Дом Спадини посещали многие художники и литераторы. Часто собрания заканчивались ужином. И Спадини, и его очаровательная супруга Паскуалина отличались щедростью и гостеприимством. Естественно, в среде художников и литераторов уже тогда очень сильно ощущался моральный упадок, поэтому не могу сказать, что собрания эти были содержательными и интересными. Разговоры в основном состояли из сплетен, злословия, ехидных замечаний. Желая представить себя в лучшем свете, художники и литераторы наперебой демонстрировали свое остроумие, образованность, искушенность, свой скепсис. В конце концов, такая манера поведения художников, главным образом в среде современных интеллектуалов, — типичный феномен для нашей эпохи, приобретающий с годами все больший размах. В какой-то мере этот упадок провоцируют сами художники, чьи работы признают и высоко ценят интеллектуалы. В то же время, когда речь идет о моих работах и работах Альберто Савинио, впав в истерическое состояние, но, не желая рисковать, интеллектуалы прибегают к исключительным средствам: они делают вид, что их не замечают, и просто хранят молчание. Впечатляющий пример того, о чем я говорю, — случай относительно недавний, касающийся статей, опубликованных в газетах за 1942–1943 годы под моей подписью, но написанных женщиной, известной всем, кто хорошо меня знает. Последнее время эта женщина пишет под псевдонимом Изабелла Фар.

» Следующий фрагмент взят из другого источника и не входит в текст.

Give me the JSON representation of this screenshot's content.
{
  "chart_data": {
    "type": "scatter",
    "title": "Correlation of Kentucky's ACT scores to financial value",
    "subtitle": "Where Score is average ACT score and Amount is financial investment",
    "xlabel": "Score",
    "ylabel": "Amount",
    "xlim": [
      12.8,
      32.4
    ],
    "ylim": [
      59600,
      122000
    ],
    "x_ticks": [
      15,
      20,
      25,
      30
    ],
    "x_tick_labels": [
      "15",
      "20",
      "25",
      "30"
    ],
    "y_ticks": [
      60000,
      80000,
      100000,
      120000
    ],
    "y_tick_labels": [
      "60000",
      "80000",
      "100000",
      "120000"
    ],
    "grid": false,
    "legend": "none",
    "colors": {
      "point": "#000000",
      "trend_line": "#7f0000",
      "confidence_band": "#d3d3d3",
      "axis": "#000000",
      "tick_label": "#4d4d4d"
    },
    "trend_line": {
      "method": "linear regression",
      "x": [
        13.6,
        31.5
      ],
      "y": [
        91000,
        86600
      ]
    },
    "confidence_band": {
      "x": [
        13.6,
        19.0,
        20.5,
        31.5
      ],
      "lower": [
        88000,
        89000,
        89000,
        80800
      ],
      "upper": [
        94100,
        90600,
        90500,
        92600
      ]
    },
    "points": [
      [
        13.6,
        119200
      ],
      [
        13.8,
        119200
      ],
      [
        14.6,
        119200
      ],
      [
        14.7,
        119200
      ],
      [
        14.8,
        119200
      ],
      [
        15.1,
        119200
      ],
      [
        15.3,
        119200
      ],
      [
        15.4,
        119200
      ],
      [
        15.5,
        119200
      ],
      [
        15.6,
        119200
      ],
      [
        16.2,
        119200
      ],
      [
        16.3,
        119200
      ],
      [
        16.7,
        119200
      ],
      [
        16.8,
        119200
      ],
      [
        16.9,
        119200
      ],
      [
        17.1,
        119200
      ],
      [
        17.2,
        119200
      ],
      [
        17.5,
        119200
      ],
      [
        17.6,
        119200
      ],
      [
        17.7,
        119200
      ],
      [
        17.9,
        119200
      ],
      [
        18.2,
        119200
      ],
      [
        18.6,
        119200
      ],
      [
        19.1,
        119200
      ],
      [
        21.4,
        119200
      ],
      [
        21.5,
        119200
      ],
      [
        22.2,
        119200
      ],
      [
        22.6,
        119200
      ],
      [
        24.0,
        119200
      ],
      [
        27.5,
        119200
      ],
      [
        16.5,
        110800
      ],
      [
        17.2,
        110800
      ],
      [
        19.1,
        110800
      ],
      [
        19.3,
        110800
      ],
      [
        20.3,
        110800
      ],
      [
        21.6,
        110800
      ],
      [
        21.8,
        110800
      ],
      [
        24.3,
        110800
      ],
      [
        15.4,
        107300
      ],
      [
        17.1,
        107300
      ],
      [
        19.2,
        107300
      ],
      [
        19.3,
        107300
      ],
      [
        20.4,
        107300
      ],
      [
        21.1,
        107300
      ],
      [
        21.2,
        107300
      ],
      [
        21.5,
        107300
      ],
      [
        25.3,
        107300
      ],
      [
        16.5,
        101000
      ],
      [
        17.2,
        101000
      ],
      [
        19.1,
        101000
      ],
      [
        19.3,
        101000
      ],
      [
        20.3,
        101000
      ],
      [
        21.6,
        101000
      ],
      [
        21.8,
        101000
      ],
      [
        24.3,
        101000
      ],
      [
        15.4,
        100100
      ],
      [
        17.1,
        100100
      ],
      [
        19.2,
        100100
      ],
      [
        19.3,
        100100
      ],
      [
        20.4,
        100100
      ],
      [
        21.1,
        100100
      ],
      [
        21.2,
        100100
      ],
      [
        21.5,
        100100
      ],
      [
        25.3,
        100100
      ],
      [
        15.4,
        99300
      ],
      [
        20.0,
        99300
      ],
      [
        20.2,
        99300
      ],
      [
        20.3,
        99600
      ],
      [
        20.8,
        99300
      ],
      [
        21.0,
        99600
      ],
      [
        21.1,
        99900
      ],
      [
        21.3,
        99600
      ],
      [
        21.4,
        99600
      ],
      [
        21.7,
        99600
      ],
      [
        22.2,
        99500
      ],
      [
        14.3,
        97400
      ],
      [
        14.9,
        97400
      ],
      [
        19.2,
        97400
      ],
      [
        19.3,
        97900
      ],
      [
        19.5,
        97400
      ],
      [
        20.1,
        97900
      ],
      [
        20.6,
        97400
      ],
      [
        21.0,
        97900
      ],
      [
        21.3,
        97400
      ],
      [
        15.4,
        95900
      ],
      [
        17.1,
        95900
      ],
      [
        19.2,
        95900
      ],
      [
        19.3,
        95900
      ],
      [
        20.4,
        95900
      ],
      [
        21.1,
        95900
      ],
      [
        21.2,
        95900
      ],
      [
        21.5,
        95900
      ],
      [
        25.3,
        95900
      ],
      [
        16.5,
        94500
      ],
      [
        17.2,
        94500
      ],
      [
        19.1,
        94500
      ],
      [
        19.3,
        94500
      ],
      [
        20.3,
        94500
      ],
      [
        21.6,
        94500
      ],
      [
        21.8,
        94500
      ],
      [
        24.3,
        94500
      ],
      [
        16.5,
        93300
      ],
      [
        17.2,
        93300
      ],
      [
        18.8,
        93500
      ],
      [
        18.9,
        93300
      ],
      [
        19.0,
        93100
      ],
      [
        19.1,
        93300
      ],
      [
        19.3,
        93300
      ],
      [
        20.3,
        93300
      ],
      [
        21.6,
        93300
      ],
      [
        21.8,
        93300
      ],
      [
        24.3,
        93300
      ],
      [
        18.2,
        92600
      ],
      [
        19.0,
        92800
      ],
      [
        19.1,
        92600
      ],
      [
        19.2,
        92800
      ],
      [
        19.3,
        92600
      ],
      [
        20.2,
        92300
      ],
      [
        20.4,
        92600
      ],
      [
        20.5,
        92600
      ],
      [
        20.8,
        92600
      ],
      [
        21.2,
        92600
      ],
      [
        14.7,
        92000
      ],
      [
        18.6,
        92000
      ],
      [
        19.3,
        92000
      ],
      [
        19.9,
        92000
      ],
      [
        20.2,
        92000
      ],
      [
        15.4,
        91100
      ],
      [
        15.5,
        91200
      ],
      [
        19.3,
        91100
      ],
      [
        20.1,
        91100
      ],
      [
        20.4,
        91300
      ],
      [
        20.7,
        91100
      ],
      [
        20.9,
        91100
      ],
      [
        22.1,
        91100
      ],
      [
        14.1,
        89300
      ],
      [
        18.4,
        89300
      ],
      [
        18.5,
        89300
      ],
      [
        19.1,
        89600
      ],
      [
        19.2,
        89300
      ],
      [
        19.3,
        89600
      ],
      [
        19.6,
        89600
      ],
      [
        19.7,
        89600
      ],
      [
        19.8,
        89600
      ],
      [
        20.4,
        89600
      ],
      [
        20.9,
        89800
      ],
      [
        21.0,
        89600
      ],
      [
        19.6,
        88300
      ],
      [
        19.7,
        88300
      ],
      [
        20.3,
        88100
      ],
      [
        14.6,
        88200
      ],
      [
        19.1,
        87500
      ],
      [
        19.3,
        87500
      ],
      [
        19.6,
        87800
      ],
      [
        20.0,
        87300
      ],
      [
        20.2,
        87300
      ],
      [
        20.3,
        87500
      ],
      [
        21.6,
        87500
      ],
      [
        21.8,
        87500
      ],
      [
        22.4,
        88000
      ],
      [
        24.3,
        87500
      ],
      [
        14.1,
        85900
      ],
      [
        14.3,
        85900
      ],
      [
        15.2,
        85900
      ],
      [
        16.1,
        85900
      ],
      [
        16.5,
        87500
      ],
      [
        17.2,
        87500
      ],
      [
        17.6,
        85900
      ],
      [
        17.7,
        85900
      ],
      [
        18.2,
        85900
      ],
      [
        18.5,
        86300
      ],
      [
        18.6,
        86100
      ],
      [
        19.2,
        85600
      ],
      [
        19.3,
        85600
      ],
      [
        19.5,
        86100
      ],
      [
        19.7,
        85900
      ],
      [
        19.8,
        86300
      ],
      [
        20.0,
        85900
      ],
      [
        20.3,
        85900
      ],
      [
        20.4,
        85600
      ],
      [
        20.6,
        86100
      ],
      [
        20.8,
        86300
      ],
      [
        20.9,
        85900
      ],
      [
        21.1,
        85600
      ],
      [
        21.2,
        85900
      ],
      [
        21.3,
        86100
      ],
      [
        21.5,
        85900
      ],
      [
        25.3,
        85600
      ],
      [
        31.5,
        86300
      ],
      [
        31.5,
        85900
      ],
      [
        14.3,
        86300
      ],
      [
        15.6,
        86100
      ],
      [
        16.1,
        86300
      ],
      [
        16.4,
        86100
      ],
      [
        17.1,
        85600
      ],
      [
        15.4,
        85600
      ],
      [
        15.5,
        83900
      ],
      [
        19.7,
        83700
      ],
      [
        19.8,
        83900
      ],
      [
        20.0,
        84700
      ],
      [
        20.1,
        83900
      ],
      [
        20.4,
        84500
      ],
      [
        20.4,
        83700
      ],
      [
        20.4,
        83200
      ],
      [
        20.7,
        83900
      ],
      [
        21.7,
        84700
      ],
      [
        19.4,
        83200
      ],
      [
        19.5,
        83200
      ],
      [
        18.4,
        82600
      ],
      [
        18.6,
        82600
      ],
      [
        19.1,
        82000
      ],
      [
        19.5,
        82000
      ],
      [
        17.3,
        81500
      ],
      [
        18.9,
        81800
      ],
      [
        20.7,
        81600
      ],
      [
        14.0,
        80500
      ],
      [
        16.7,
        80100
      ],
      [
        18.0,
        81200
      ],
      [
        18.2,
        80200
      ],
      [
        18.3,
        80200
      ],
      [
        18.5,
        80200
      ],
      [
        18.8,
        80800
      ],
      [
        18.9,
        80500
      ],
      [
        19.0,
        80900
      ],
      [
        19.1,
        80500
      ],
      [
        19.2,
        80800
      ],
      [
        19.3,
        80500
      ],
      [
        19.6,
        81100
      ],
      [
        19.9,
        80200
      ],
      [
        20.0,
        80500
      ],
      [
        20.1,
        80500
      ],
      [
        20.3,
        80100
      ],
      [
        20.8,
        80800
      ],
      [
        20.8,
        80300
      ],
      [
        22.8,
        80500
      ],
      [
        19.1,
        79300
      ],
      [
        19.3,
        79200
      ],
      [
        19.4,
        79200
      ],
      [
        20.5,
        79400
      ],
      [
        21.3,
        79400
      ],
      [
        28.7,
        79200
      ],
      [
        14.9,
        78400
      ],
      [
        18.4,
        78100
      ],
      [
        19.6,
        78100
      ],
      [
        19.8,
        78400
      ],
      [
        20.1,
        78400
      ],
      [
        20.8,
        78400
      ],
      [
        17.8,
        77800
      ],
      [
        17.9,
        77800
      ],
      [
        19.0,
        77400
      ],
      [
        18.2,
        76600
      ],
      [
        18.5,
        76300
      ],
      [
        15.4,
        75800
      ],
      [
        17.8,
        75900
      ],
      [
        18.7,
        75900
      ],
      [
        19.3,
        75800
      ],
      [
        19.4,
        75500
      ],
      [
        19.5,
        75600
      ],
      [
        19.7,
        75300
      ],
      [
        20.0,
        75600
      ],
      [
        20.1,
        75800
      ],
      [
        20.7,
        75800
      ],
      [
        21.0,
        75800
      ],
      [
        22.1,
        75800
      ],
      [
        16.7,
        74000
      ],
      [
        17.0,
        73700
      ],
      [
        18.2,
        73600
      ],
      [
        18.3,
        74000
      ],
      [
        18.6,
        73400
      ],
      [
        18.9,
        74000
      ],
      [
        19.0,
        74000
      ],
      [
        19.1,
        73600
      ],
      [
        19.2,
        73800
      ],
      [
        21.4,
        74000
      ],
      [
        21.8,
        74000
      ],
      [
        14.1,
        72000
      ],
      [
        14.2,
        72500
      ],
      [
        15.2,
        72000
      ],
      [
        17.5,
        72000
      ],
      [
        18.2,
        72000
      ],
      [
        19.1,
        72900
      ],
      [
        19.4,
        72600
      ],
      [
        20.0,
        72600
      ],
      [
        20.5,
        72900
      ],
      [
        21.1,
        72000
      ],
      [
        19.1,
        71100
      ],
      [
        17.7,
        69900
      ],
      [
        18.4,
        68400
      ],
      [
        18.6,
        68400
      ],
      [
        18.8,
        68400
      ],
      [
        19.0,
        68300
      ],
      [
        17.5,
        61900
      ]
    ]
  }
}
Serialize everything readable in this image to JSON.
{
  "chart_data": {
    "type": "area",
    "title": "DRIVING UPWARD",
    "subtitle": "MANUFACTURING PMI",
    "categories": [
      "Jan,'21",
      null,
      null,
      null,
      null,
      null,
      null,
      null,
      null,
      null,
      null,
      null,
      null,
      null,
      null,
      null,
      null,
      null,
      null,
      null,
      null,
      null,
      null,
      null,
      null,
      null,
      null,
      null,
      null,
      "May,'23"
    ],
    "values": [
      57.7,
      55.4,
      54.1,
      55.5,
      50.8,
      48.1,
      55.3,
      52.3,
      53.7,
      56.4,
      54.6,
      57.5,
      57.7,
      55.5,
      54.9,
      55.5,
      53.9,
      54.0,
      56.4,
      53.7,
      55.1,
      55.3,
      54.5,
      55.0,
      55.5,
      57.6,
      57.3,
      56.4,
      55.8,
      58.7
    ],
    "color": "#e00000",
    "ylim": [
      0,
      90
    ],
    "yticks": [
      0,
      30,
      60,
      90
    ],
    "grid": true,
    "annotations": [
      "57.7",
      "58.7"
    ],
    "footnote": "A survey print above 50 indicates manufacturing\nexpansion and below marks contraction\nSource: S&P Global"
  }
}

О том, кто был автором этих статей, знали многие по той простой причине, что я сам говорил об этом своим миланским и римским друзьям и знакомым. Никто по этому поводу не подал голоса, все как по команде молчали. Недавно вышла книга «Комедия современного искусства» с моими статьями и статьями Изабеллы Фар, и очень странно наблюдать за истерической реакцией, которую эта книга вызвала именно благодаря статьям Изабеллы Фар. Почему? В чем причина этого ажиотажа? Не потому ли, что в этих статьях ощущается присутствие подлинного таланта, а это именно то, что современные интеллектуалы не в состоянии перенести, простить, чего они больше всего боятся. Если бы статьи Изабеллы Фар оказались бесцветной, претенциозной чепухой, которую пишет сейчас большинство авторов, все было бы хорошо.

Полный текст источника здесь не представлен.